Sigma <- sd_noise%*%Rho%*%sd_noise
Sim.data <- Gompertz.sim(init.pop = P0, alpha = alpha, beta = beta, time = t, sp = sp, sd_noise = sd_noise, Rho = Rho)
matplot(matrix(rep(1:t, sp), nrow = t, ncol = sp), log(Sim.data$abundance.array), type = rep("l",sp), lty = 1,lwd = 2, col = 1:sp)

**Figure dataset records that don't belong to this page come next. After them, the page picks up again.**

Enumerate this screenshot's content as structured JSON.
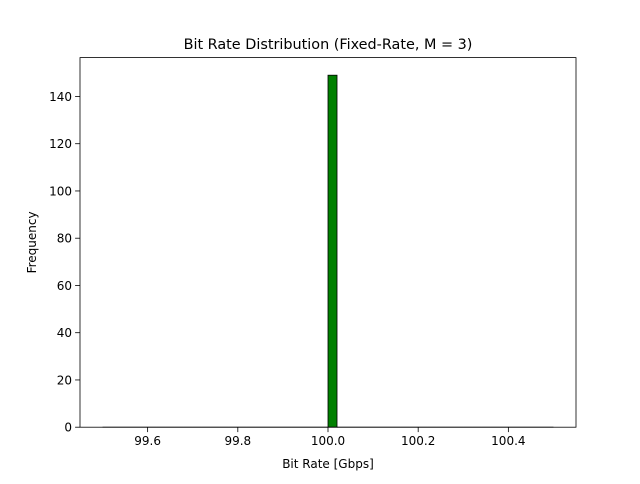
{
  "chart_data": {
    "type": "bar",
    "title": "Bit Rate Distribution (Fixed-Rate, M = 3)",
    "xlabel": "Bit Rate [Gbps]",
    "ylabel": "Frequency",
    "xlim": [
      99.45,
      100.55
    ],
    "ylim": [
      0,
      156.45
    ],
    "x_ticks": [
      99.6,
      99.8,
      100.0,
      100.2,
      100.4
    ],
    "x_tick_labels": [
      "99.6",
      "99.8",
      "100.0",
      "100.2",
      "100.4"
    ],
    "y_ticks": [
      0,
      20,
      40,
      60,
      80,
      100,
      120,
      140
    ],
    "y_tick_labels": [
      "0",
      "20",
      "40",
      "60",
      "80",
      "100",
      "120",
      "140"
    ],
    "bin_range": [
      99.5,
      100.5
    ],
    "bin_width": 0.02,
    "bins": [
      {
        "x0": 99.98,
        "x1": 100.0,
        "count": 0
      },
      {
        "x0": 100.0,
        "x1": 100.02,
        "count": 149
      }
    ],
    "bar_color": "#008000",
    "edge_color": "#000000",
    "grid": false,
    "legend": "none"
  }
}
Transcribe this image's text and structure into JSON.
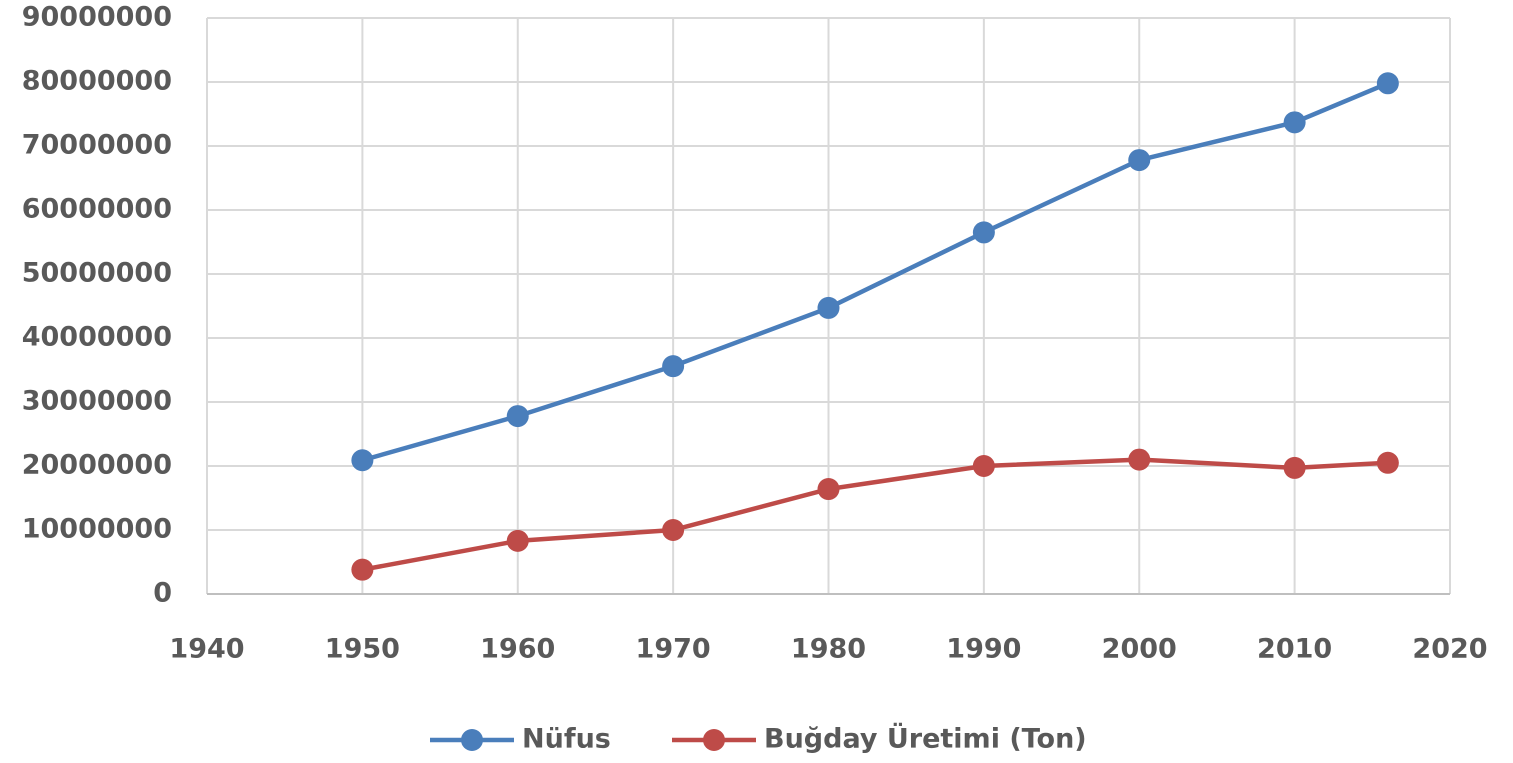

sim.data_2 <- Sim.data$Simulation

sim.data_2 <- sim.data_2 %>%
  mutate(time = 1:n())

dat<-list(time = sim.data_2$time,
          T = max(sim.data_2$time),
          N = nrow(sim.data_2),
          Y = sim.data_2[,-(c(1,ncol(sim.data_2)))],
          S = ncol(sim.data_2[,-(c(1,ncol(sim.data_2)))]),
          D = 9
)


MAR_model <- stan(file = "poi_MVLN_model_ppc.stan",
                  data = dat,
                  chains = 4, 
                  cores = 4,
                  iter = 3000,
                  control = list(adapt_delta = 0.9, max_treedepth = 10))


Thanks for your time,
Alfonso

Yes, that’s IMHO what this does.

Do I get correctly that you have no further questions and are just showing the model/data for completeness? Or do you have some additional concerns?

Best of luck with your model!